Information for Parents
Common Sense Media says OK for kids 12+
Young love is sweet, romantic, with some teen rebellion.
What Parents Need to Know
Parents need to know that this love story about two very young teens includes a few gentle kisses that seem appropriate for their age and level of maturity. The romantic leads disobey their parents, but not without guilt and consequences; they also sneak off with a bottle of champagne, but it doesn't turn into a drunken spectacle. Some kids start to watch a pornographic film, however, the movie is not seen and is identified only by the reaction of the teens and the sounds of some heavy breathing and moaning. Several nude male sculptures are on display in a Paris museum. Occasional swearing is heard (i.e. "hell," "boobs," "bastards," "Jesus Christ,"). Adults drink wine and champagne in moderation on several occasions. Action scenes are restricted to one punch, a collision during a foot chase, and short clips from old movies.
- Families can talk about the two very distinct lifestyles this movie portrays. In spite of the differences in upbringing, how were Lauren and Daniel the same? What did they learn from each other?
- Describe the qualities that made Lauren's stepdad, Richard, the most effective parent in this film. Are there any people like Richard in your life?
- This movie is set in 1979. Do you think teens have changed in how they choose to rebel against their parents' demands and expectations? Do the behaviors exhibited now seem more or less dangerous than the ones depicted in this film?
The good stuff
Positive messages: Two kids who feel isolated because of their hyper-intelligence and unusual interests find that it's okay to be different, and learn that there are like-minded others with whom they can form wonderful friendships. Initial judgments based on appearances and superficial qualities can be misleading; people are often not what they seem to be and may surprise. And finally, the best parent-child relationships are a result of trust, honesty, and mutual respect.
Positive role models: Parents run the gamut from a hard-drinking gambler-father, to a flirtatious, insensitive, and self-involved mother, and finally, represent the ideal in a stepfather who is compassionate, reliable, honest, and beyond reproach. Though two young teens experiencing the exhilaration of first love make naive choices when they opt to run away together, they are sympathetic throughout. They behave responsibly, intelligently, and show concern for others.
What to watch for
Violence: The primary action comes from brief clips of classic American movies: Butch Cassidy and the Sundance Kid (Butch and Sundance jump from a cliff), True Grit (John Wayne in a chase on horseback with guns blazing), and The Sting (in a wide shot, a bullet hits a character in the back; he drops). In the movie itself, the male teen protagonist punches an obnoxious movie director in the stomach and accidentally knocks down an elderly man.

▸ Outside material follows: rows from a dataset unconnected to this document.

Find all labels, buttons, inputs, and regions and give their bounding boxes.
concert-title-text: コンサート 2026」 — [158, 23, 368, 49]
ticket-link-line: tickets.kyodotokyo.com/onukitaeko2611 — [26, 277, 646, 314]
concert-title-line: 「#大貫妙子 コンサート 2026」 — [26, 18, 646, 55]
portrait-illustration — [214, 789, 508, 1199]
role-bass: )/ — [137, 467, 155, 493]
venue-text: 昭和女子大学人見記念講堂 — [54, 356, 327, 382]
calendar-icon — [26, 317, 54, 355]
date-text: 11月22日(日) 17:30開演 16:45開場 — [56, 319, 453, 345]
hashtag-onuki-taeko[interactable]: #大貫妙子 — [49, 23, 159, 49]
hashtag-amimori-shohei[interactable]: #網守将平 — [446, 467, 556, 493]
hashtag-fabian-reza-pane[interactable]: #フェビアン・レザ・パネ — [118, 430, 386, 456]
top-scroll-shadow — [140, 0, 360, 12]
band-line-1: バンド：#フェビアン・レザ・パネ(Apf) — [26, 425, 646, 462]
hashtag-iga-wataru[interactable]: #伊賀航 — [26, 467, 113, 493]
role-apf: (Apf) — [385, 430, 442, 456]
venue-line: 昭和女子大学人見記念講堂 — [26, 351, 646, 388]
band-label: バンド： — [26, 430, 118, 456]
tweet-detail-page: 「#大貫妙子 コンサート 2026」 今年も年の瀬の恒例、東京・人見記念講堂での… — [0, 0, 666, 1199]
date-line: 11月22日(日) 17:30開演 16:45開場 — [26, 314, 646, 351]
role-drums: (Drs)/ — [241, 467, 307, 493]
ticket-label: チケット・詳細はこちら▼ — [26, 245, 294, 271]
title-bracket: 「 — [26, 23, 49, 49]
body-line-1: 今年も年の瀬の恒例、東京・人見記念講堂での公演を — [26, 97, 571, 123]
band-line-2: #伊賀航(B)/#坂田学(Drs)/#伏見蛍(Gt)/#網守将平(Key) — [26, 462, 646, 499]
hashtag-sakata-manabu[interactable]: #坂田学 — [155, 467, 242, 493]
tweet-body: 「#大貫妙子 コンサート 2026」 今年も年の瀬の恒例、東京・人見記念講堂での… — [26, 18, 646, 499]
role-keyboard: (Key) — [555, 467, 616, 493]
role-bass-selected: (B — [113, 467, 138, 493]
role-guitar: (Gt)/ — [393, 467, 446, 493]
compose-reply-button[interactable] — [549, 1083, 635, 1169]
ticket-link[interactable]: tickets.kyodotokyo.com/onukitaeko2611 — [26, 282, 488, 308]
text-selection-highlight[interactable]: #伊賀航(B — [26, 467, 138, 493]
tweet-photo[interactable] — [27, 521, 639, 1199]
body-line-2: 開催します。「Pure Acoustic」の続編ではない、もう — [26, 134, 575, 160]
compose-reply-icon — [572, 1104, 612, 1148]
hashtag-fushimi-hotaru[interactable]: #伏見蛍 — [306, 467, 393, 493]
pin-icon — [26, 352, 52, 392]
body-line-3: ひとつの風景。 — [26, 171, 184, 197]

Sexy stuff: No actual sexual activity or nudity, but some innuendo or sexual language ("get laid"). Two young teens in love kiss several times. Boys ogle a well-endowed woman; one of them is fascinated by female breasts. It's quite clear that a group of young teens in a movie theater projection room is watching a pornographic film; we see only their reaction and hear some mild heavy breathing and moaning. A movie poster shows a man in bulging underwear. Statues in a Paris art museum show male genitals, resulting in reactions from two girls: "Have you ever seen a real one?" and "Have you ever done it?" There are hints of marital infidelity; a mother flirts openly with a friend in front of her husband and daughter.
Language: Occasional swearing: "hell," "ass," "boobs," "Goddamn," "taking a leak," "maybe I'll get laid," "bust his butt," "bastards," and "Jesus Christ."
Consumerism: McDonald's, Kodak -- both in the context of the story.
Drinking, drugs and smoking: At a party four young teens sneak a bottle of champagne to the birthday girl's bedroom and drink it to celebrate; one of the girls gets tipsy. Adults consume wine and champagne in several social settings. The father of the young French hero is shown drinking whiskey; the implication is that he may be a man who drinks too much. A young Parisian boy smokes.